One of the most important considerations for preparing a dataset is how to make it FAIR data (FAIR Principles). While this is something that is increasingly stipulated by funding bodies, it also enhances the dataset you are creating, making it more likely to be re-used. A checklist for assessing the FAIRness of your data can be found at Jones, S. & Grootveld, M. (2017, November). How FAIR are your data? DOI:10.5281/zenodo.1065990.

FAIR Data Principles
"FAIR Principles". The Open Science Training Handbook. Used under a CC-Zero 1.0 licence.

In order to prepare a dataset for sharing there are several stages which need to be carried out:

  • Preparing you data files
  • Documenting your data and files
  • Depositing in a data repository
  • Updating datasets

Preparing you data files

Interoperability is one of the four pillars of FAIR data and there are several measures that can be used to ensure highly interoperable data.

Enhancing Interoperability & Reusability
  • Avoid image only datasets for quantitative results. Plotted figures can be part of the dataset but not be the whole dataset.
  • Use Machine Readable formats for dataset
    • Use preferred formats where possible (see Preferred File Formats)
    • Structured data is preferable - easily defined and understandable
    • Use sensible variable names i.e. force, torque are better than x,y
    • Avoid spaces or special characters in variable names (see File Naming Recommendations)
    • Don’t use commas as decimal separators in numbers as these can easily be mistaken as csv files, rendering the data unusable.
      • Format numbers as 675454453.00 or 0.00007654
  • Store dataset metadata in a file format that is both machine readable and human readable and never use proprietary formats for metadata files. Suggested suitable formats:
    • json
    • ascii text
    • yaml / yml
    • toml
    • xml
    • csv
  • For visualisation of datasets and possible sharing of DEM data, file formats such as .vtk/.vtu are well supported

Documenting your data and files

Dataset Accompanying Metadata
The README File - Putting the R in FAIR

The README file is an important file that is distributed with your dataset. It is provided as a means to convey key information about the dataset and it's structure so that your dataset can easily re-used. It will typically contain a description of the dataset but will also provide information on how best to use the data, what tools were used in the preparation of the dataset, provenance (when and where it was collected/generated) and the license under which it is being shared.
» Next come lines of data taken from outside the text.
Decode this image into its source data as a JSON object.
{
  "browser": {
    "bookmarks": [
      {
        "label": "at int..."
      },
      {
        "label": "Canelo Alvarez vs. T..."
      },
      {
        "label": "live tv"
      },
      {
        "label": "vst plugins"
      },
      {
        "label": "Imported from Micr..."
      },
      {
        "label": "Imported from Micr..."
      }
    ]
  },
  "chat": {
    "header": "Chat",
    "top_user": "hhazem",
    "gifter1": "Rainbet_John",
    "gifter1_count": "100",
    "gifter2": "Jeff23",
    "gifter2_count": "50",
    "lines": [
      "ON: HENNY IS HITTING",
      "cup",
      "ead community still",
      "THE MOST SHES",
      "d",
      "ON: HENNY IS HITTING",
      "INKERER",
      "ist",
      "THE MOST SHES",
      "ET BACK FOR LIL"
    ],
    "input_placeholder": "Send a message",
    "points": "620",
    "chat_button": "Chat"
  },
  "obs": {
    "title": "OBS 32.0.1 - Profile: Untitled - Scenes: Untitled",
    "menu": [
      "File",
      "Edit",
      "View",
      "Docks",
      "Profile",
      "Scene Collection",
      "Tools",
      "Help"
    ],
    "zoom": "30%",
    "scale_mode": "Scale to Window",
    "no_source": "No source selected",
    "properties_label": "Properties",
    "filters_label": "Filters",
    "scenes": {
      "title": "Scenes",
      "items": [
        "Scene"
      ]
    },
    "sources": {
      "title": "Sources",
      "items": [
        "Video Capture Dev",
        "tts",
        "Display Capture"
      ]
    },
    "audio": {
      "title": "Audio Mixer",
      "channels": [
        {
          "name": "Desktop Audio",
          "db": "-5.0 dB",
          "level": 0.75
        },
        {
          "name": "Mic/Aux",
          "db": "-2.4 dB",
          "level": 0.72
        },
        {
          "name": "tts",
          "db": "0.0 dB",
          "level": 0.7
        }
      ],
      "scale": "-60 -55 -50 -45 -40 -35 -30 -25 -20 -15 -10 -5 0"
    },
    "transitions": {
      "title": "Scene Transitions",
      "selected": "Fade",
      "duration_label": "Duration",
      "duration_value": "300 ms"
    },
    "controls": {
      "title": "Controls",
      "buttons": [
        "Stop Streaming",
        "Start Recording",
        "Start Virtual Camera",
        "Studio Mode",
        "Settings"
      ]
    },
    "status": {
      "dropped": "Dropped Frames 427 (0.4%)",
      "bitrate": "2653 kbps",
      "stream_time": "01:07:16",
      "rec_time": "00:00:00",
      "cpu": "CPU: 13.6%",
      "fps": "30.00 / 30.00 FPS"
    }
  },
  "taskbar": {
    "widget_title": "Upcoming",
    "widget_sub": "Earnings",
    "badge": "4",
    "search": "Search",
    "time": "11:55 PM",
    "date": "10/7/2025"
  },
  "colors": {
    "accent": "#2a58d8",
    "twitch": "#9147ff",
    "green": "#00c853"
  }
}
The README file should be in plaintext format (NEVER use a proprietary format, although PDF can be acceptable) and should be well organised and human-readable. Markdown files (*.md) have become the default format for the README file in many repositories because they are human readable, but also support syntax that can easily be rendered online or to PDF.

Recommended content for a README file:

  • Title for dataset
  • Keywords
  • Investigator / Contact person
  • Collection/Generation Timeframe
  • Methods of collection/generation
  • Deviations from standards
  • Description of dataset:
    • Filename(s) - this can be sometimes created as a separate index file
    • File structure
    • etc.
  • License

You may also want to include instructions on how to cite your dataset (the DOI and/or path to the repository) within the README file.

Depositing in a data repository

Once the dataset is prepared the next stage is sharing your data publicly. There are many ways of doing this

Choosing a licence for your dataset

It is important that any data being shared is provided with a valid license that tells the user what they are allowed to use the data for. Licensing consideration for software and datasets are quite different and for this reason typical open source software licenses may not be suitable for sharing datasets.

Licence types for Machine Learning (ML) models also fall into a separate category and should be considered different to software and data licences.

Typical suitable licences for data:

  • Creative Commons (default on Zenodo)
    • Creative Commons Attribution Share-Alike 4.0 (CC-BY-SA-4.0)
    • Creative Commons Attribution 4.0 (CC-BY-4.0)
  • Open Data Commons
    • Open Data Commons Attribution License (ODC-By-1.0)
    • Open/Non-Commercial Government Licence
  • Public Domain

Licencing can be complicated and if in need of assistance with selecting an appropriate licence, you should speak to an expert within your organisation. Also, your funding provider or organisation may have it's own requirements on what license can be used for sharing data.